Wentworth's popularity in the province began to fall as tensions continued to rise in neighboring Massachusetts. When the Boston port was closed as punishment for the Tea Party, Massachusetts Governor Thomas Gage found it increasingly difficult to find workers willing to support the military (despite rampant unemployment caused by the port closure). He therefore asked Wentworth to assist in the procurement of carpenters in New Hampshire to build barracks for the troops. When his secretive methods to do so were exposed and publicized, local revolutionary committees denounced him as an "enemy to the community".〔Mayo, p. 138〕 Although he intuited that the arrival of Paul Revere on December 13, 1774 was likely to cause trouble, he was unable to prevent the local militia, now effectively under control of the revolutionary committees, from marching on Fort William and Mary the next day and seizing the provincial armaments and gunpowder. Wentworth had warned the garrison before the event, and called for naval support afterward, but it arrived too late to be of use.
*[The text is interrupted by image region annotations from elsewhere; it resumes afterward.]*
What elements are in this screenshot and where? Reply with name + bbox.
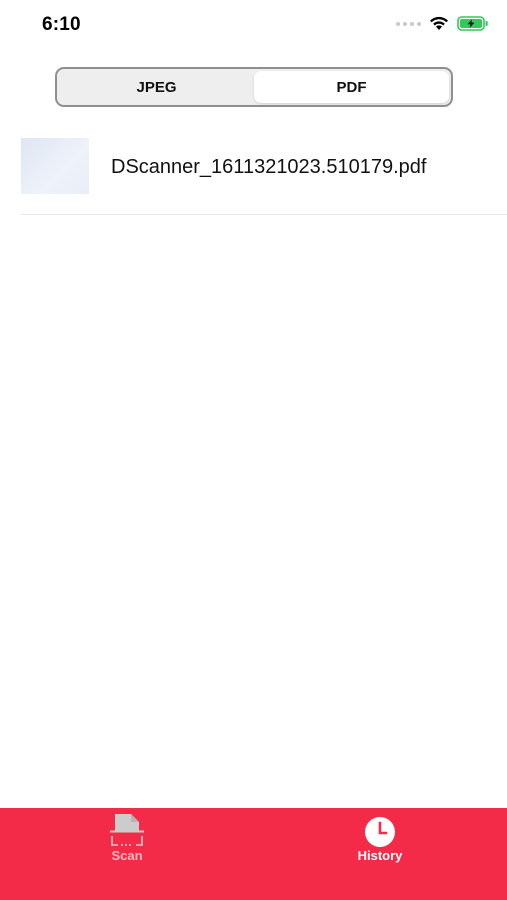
status-icons [396, 16, 489, 31]
format-segmented-control: JPEG PDF [55, 67, 453, 107]
cellular-signal-icon [396, 21, 421, 26]
tab-scan-label: Scan [111, 848, 143, 863]
tab-history[interactable]: History [320, 808, 440, 878]
status-bar: 6:10 [0, 0, 507, 52]
wifi-icon [430, 16, 448, 30]
tab-bar: Scan History [0, 808, 507, 900]
status-time: 6:10 [42, 14, 81, 35]
segment-jpeg[interactable]: JPEG [59, 71, 254, 103]
tab-history-label: History [357, 848, 403, 863]
list-item[interactable]: DScanner_1611321023.510179.pdf [21, 120, 507, 215]
file-list: DScanner_1611321023.510179.pdf [0, 120, 507, 215]
battery-charging-icon [457, 16, 488, 31]
clock-icon [365, 817, 395, 847]
tab-scan[interactable]: Scan [67, 808, 187, 878]
document-thumbnail [21, 138, 89, 194]
file-name: DScanner_1611321023.510179.pdf [111, 156, 427, 178]
scan-document-icon [110, 814, 144, 846]
segment-pdf[interactable]: PDF [254, 71, 449, 103]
He eventually asked for further reinforcements but received none, and realized that any attempt to arrest the ringleaders of the rebellion would likely result in an uprising. He organized a small force of trusted men to act as guards of his person and property, and during early 1775 pressure on the province's Loyalists was prompting some of them to flee to the safety of the British Army presence in Boston. Despite the opening of hostilities with the Battles of Lexington and Concord on April 19 (after which numerous New Hampshire militia went south to join the Siege of Boston), Wentworth convened the provincial assembly in late May. Composed primarily of rebel sympathizers, it refused to consider the Conciliatory Resolution proposed by Prime Minister Lord North to defuse the crisis. Wentworth therefore prorogued the assembly, hoping that a delay would favorably change the atmosphere. It did not: on May 30, rebel militia began occupying and fortifying Portsmouth. Captain Andrew Barclay of the ''HMS Scarborough'' further exacerbated tensions by impressing local fishermen and seizing supplies for use by the troops in Boston. Wentworth managed to defuse the situation by convincing Barclay to release the fishermen.
On June 13, 1775, after his house was surrounded by a mob of armed men seeking to arrest a Loyalist militia officer, Wentworth and his family fled to Fort William and Mary, which was under the guns of the ''Scarborough''. Conditions continued to deteriorate, and Wentworth boarded the ''Scarborough'' and sailed for Boston on August 23. After sending his family to England, he remained in the city until it was evacuated to Halifax in March 1776. He remained with the fleet until New York City was captured in September 1776, and finally sailed to England in early 1778. The New Hampshire government established after his departure seized most of his property, but specially reserved to the family portraits and furniture from the Portsmouth mansion.